El sol aún no se
había alzado. Sólo los leves pliegues, como los de un paño algo arraigado,
permitirían distinguir el mar del cielo. Poco a poco, a medida que el cielo
clareaba, se iba formando una raya oscura en el horizonte, que dividía el cielo
del mar, y en el paño gris aparecieron gruesas líneas que lo rayaban, avanzando
una tras otra, bajo la superficie, cada cual siguiendo a la anterior,
persiguiéndose una a otra, perpetuamente.
Al acercarse a la
playa cada barra se alzaba, se amontonaba sobre sí misma, rompía, y se
deslizaba un sutil velo de agua blanca sobre la arena. La ola se detenía, y
después volvía a retirarse arrastrándose, con un suspiro como el del durmiente
cuyo aliento va y viene en la inconsciencia.
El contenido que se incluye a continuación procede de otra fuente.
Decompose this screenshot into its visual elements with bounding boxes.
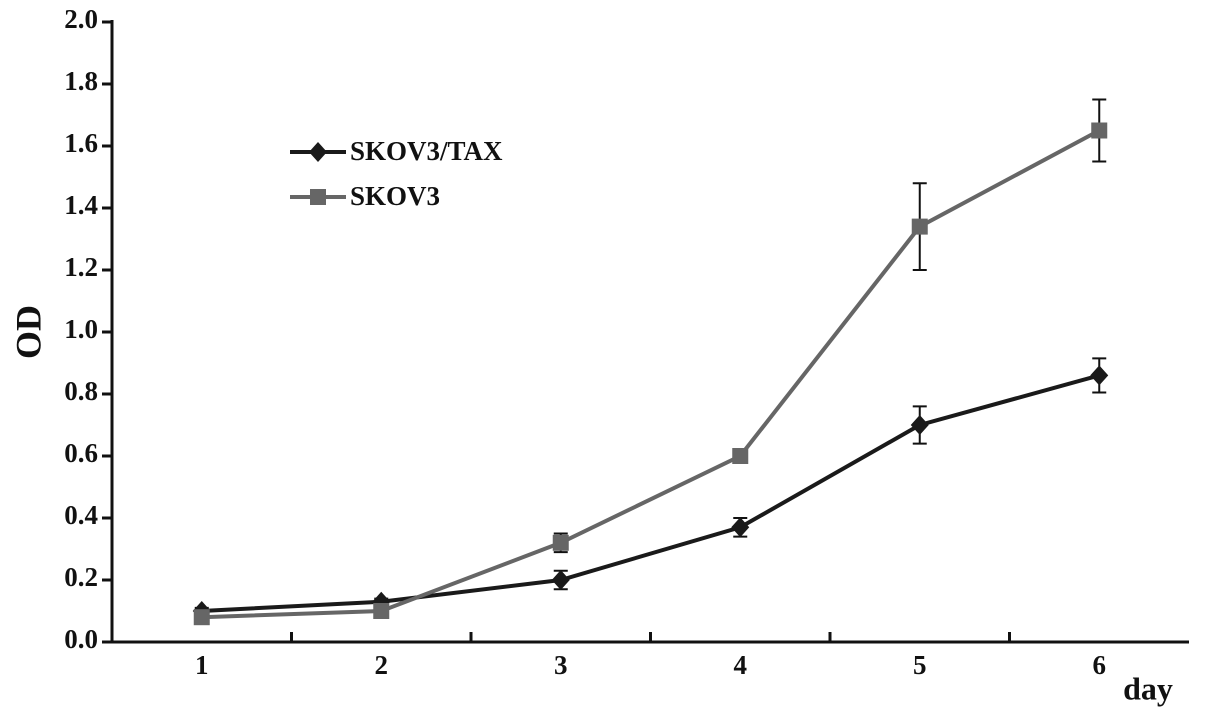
y-tick-label: 1.8	[64, 66, 98, 96]
y-tick-label: 0.4	[64, 500, 98, 530]
y-tick-label: 0.8	[64, 376, 98, 406]
data-point	[551, 570, 570, 590]
x-tick-label: 1	[195, 650, 209, 680]
y-tick-label: 2.0	[64, 4, 98, 34]
legend-label: SKOV3	[350, 181, 440, 211]
data-point	[193, 609, 210, 626]
x-tick-label: 6	[1093, 650, 1107, 680]
data-point	[910, 415, 929, 435]
data-point	[911, 218, 928, 235]
x-tick-label: 5	[913, 650, 927, 680]
data-point	[731, 517, 750, 538]
y-tick-label: 1.0	[64, 314, 98, 344]
x-tick-label: 2	[375, 650, 389, 680]
series-line	[201, 373, 1100, 613]
data-point	[552, 534, 569, 551]
legend-label: SKOV3/TAX	[350, 136, 503, 166]
x-tick-label: 4	[734, 650, 748, 680]
series-line	[201, 128, 1101, 620]
y-tick-label: 0.6	[64, 438, 98, 468]
x-tick-label: 3	[554, 650, 568, 680]
y-axis-label: OD	[8, 305, 48, 359]
legend-marker	[310, 189, 326, 205]
data-point	[373, 603, 390, 619]
y-tick-label: 0.2	[64, 562, 98, 592]
y-tick-label: 1.6	[64, 128, 98, 158]
y-tick-label: 1.2	[64, 252, 98, 282]
data-point	[1091, 122, 1108, 139]
legend-marker	[309, 142, 327, 162]
data-point	[1090, 365, 1109, 386]
x-axis-label: day	[1123, 670, 1173, 706]
y-tick-label: 0.0	[64, 624, 98, 654]
data-point	[732, 448, 749, 464]
y-tick-label: 1.4	[64, 190, 98, 220]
Poco a poco, la oscura raya en el
horizonte se aclaraba, como si las partículas suspendidas en una vieja botella
de vino hubieran descendido al fondo, dejando verde el vidrio. También más allá
se aclaraba el cielo, como si el blanco poso hubiera descendido, o como si el
brazo de una mujer recostada bajo el horizonte hubiera alzado una lámpara, y
planas barras blancas, verdes y amarillas se proyectaban en el cielo, como las
varillas de un abanico. Entonces, la mujer alzó más la lámpara, y el aire
pareció devenir fibroso y apartarse de la verde superficie, chispeante y
llameando, en rojas y amarillas hebras, como el humeante fuego que ruge en una
hoguera. Poco a poco, las hebras de la hoguera se fundieron en un resplandor,
en una incandescencia que alzó el peso del gris cielo lanudo, poniéndolo encima
de él, y lo convirtió en millones de átomos de suave azul. La superficie del
mar se hizo despacio transparente, y estuvo destellante y rizada hasta que las
oscuras barras quedaron casi borradas. Lentamente, el brazo que sostenía la
lámpara la alzó más, y después más, hasta que la ancha llama se hizo visible.
Un arco de fuego ardía en el borde del horizonte, y a su alrededor el mar
lanzaba llamas doradas.
Virginia
Woolf (1882-1941). Fragmento extraído de Las olas, 1931.